Sunday, August 25, 2019

15th Annual Belmar Festival Italiano Coming Sept. 7th & 8th

Has it really been fifteen years since the first Belmar Italian Festival?

I didn't even live in downtown Lakewood the year of the first Festival Italiano. Instead I stumbled across it while on a bicycle ride out into the 'burbs from my then-home on Capitol Hill. There wasn't much to Belmar back then-- just a few blocks along Teller Street and Alaska Drive-- but I remember locking up my bike and grabbing a slice of pizza.

My plan for the festival this year is much the same as it has been every year since I moved to Belmar. I'll wander out my front door, pick up a glass of prosecco and watch Frank Sinatra perform (played this year by Derek Evilsizer). At some point I'll watch the Sbandieratori march up Alaska Drive and spin their flags to the sound of drums and trumpets. When it gets hot, I'll walk back home (that's the great thing about living in Belmar) and then come back in the early evening to sample the pizza and gelato.

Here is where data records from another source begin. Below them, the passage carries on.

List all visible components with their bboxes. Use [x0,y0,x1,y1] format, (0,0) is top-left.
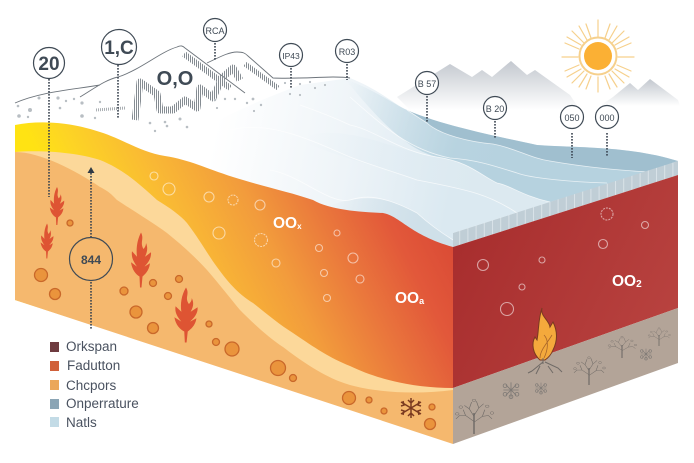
pale glacier band [310,133,550,213]
slab edge [453,161,678,247]
panel: gray ground [453,308,678,444]
label: OOx: x [297,222,302,231]
callout: B57 [416,72,438,123]
panel: right red face [453,175,678,388]
legend: Natls [66,415,97,430]
bubbles [150,172,648,316]
label: OOa: OO [395,290,419,307]
mountain outline and hatching [15,46,350,120]
label: O,O: O,O [157,68,193,90]
callout: R03: R03 [339,47,355,57]
trees [455,328,671,434]
lower glacier band [330,198,453,250]
icon: snowflake [401,398,421,418]
legend: Chcpors [66,378,117,393]
callout: 20 [34,48,64,197]
callout: 000: 000 [599,113,615,123]
callout: 050: 050 [564,113,580,123]
callout: B20 [484,96,506,139]
flow lines [230,97,647,240]
panel: left face upper gradient [15,122,453,392]
snow surface [160,78,678,250]
legend: Onperrature [66,396,139,411]
callout: R03 [336,40,358,80]
callout: 844 with arrow [70,167,112,330]
label: OOa: a [419,296,425,306]
label: OO2: 2 [636,279,642,290]
callout: RCA: RCA [205,26,225,36]
callout: 000 [596,106,618,157]
label: OO2: OO [612,273,636,290]
mid glacier band [345,79,647,202]
label: OOx: OO [273,215,297,232]
speckle dots [17,81,326,132]
legend: Fadutton [67,358,120,373]
callout: B57: B 57 [418,79,436,89]
callout: 1,C [102,30,136,118]
flames [41,187,198,342]
callout: IP43: IP43 [282,51,300,61]
callout: 050 [560,106,584,158]
legend [50,339,139,430]
orange circles [34,220,436,430]
background mountains [397,61,680,110]
callout: 1,C: 1,C [104,38,134,59]
callout: B20: B 20 [486,104,504,114]
callout: RCA [204,18,226,60]
callout: IP43 [280,44,302,88]
callout: 20: 20 [38,54,60,75]
callout: 844 with arrow: 844 [81,253,101,267]
icon: sun [562,20,634,92]
legend: Orkspan [66,339,117,354]
panel: lower orange layer [15,152,453,444]
light band [15,151,453,400]
icon: fire [528,308,562,374]
darkest glacier band [407,110,678,172]
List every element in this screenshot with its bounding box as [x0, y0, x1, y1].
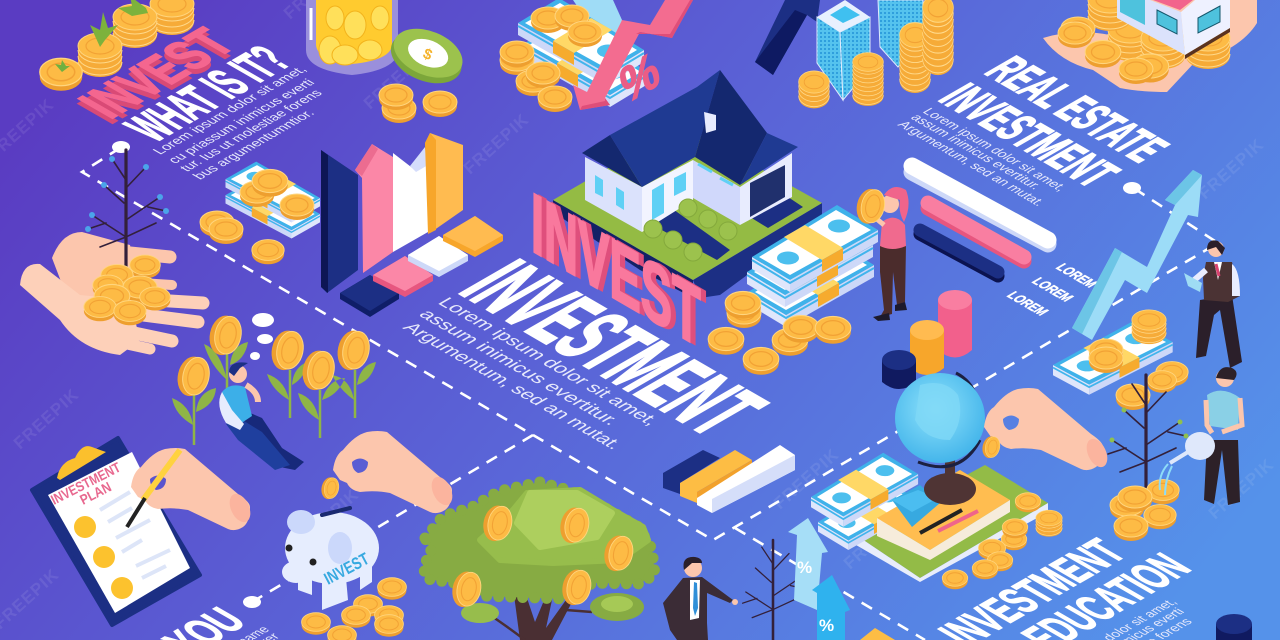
- icon: hand with coin on piggy: [319, 431, 456, 513]
- floor tile pink: [373, 256, 433, 297]
- panel: money with coins right: [1053, 310, 1188, 395]
- icon: bare tree bottom: [743, 540, 805, 640]
- icon: green chip: $: [421, 45, 435, 64]
- bars chart: horizontal capsules: [912, 166, 1048, 276]
- icon: hand with coin right: [980, 388, 1111, 470]
- watermarks: FREEPIK: [1205, 455, 1278, 523]
- text block: investment: assum inimicus evertitur.: [414, 307, 624, 429]
- watermarks: FREEPIK: [770, 445, 843, 513]
- watermarks: FREEPIK: [840, 505, 913, 573]
- labels: lorem: [1003, 261, 1101, 318]
- figure: businessman with tablet: [1184, 240, 1242, 368]
- panel: money and falling arrow: [500, 0, 693, 115]
- panel: money with coins left: [200, 162, 320, 264]
- bar orange bottom: [860, 628, 895, 640]
- text block: investment: Lorem ipsum dolor sit amet,: [433, 295, 664, 429]
- cylinder orange: [910, 320, 944, 375]
- arrow: rising zigzag: [1072, 170, 1202, 340]
- coins near piggy: [302, 578, 406, 640]
- plan title: INVESTMENT: [48, 459, 123, 508]
- panel: money plants and thinking man: [172, 313, 376, 470]
- text block: what is it: bus argumentumntior.: [189, 107, 318, 182]
- text block: real estate: Argumentum, sed an mutat.: [894, 118, 1049, 208]
- heading: real estate investment: INVESTMENT: [927, 76, 1131, 195]
- panel: hands with tree and coins: [20, 150, 203, 355]
- icon: green chip: [383, 19, 471, 93]
- icon: percent arrows: %: [797, 558, 812, 577]
- bars: bottom center: [663, 445, 795, 513]
- labels: lorem: LOREM: [1003, 289, 1052, 318]
- panel: center money stacks: [708, 205, 878, 375]
- cylinder pink: [938, 290, 972, 358]
- floor tile navy: [340, 275, 399, 317]
- icon: percent arrows: [788, 518, 850, 640]
- icon: bare tree: [85, 150, 169, 275]
- figure: woman with coin: [854, 187, 909, 321]
- capsule pink: [928, 203, 1024, 261]
- figure: woman watering: [1160, 367, 1242, 505]
- floor tile white: [408, 236, 468, 277]
- panel: skyscrapers with coin stacks: [755, 0, 953, 108]
- text block: what is it: tur. Ius ut molestiae forens: [176, 87, 326, 174]
- panel: money tree: [423, 482, 655, 640]
- coins near jar: [379, 84, 457, 123]
- icon: hand with pen: [127, 448, 254, 530]
- panel: tree with coins: [1108, 375, 1188, 541]
- cylinder navy: [882, 350, 916, 389]
- heading: invest 3d letters: [531, 174, 706, 368]
- labels: lorem: LOREM: [1052, 261, 1101, 290]
- foliage: [423, 482, 655, 599]
- text block: what is it: cu priassum inimicus everti: [164, 76, 318, 166]
- heading: invest 3d letters: INVEST: [531, 174, 701, 366]
- text block: real estate: Lorem ipsum dolor sit amet,: [919, 105, 1071, 193]
- floor tile orange: [443, 216, 503, 257]
- heading: invest pink 3d: [66, 20, 249, 132]
- icon: piggy bank: INVEST: [321, 549, 373, 589]
- text block: what is it: Lorem ipsum dolor sit amet,: [149, 63, 310, 157]
- plan title: PLAN: [77, 478, 114, 508]
- watermarks: FREEPIK: [290, 485, 363, 553]
- bar cylinders: [882, 290, 972, 389]
- panel: what is it coins with sprouts: [40, 0, 194, 91]
- thought cloud: [250, 313, 274, 360]
- clip: [57, 446, 106, 480]
- bar white: [697, 445, 795, 513]
- bar orange: [680, 450, 752, 503]
- figure: man in suit: [663, 557, 738, 640]
- panel: house on green lot: [553, 70, 822, 298]
- text block: investment: [398, 295, 664, 453]
- heading: real estate investment: [927, 49, 1180, 195]
- capsule white: [912, 166, 1048, 244]
- labels: lorem: LOREM: [1028, 275, 1077, 304]
- panel: hands holding house: [1043, 0, 1257, 92]
- icon: piggy bank: [282, 508, 379, 610]
- arrow: falling: [573, 0, 693, 110]
- heading: investment education: [927, 532, 1203, 640]
- watermarks: FREEPIK: [10, 385, 83, 453]
- plants: [172, 342, 376, 445]
- heading: investment: INVESTMENT: [438, 247, 788, 449]
- bar chart: arrows columns: [321, 133, 503, 317]
- bar navy: [663, 450, 720, 494]
- dashed connector lines: [82, 148, 1218, 640]
- watermarks: FREEPIK: [460, 110, 533, 178]
- text block: investment: Argumentum, sed an mutat.: [398, 320, 627, 453]
- node dots: [112, 141, 1141, 608]
- icon: small house: [1117, 0, 1230, 59]
- icon: percent arrows: %: [819, 616, 834, 635]
- icon: coin jar: [306, 0, 398, 75]
- figure: sitting man: [219, 362, 304, 470]
- panel: investment plan clipboard: [32, 438, 200, 625]
- capsule navy: [920, 230, 998, 276]
- cylinder navy bottom right: [1216, 614, 1252, 640]
- percent sign: %: [616, 41, 664, 115]
- heading: invest 3d letters: INVEST: [536, 176, 706, 368]
- watermarks: FREEPIK: [360, 45, 433, 113]
- watermarks: FREEPIK: [1195, 135, 1268, 203]
- text block: real estate: assum inimicus evertitur.: [907, 111, 1046, 192]
- panel: globe on books: [811, 373, 1062, 589]
- watermarks: FREEPIK: [635, 85, 708, 153]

One thing I am planning to do this year is map out my day a bit better than I usually do, as many of the musical acts only perform once. The schedule of events, including performance times, is available at the Belmar website.

Finally, it's worth mentioning that this year's festival is coinciding with the closure of Dino's Italian Food, which has operated on Lakewood's stretch of West Colfax for over 50 years. It's a reminder that in the early part of the 20th century, Italian Americans made up 20% of Colorado's population, and that the northwest side of Denver (including Lakewood) was home to many of these new Americans. When I was a kid in the 1970's, I remember the many red sauce, checkered table cloth, pizza and spaghetti joints that used to fill the area, along with an equal number of long gone Italian markets and taverns. Many of these places were already long past their heyday when I would go to them with my grandparents, but wandering the streets of Belmar during the annual Festival Italiano brings back memories for me, and is a wonderful celebration of the way that immigration has built today's Colorado.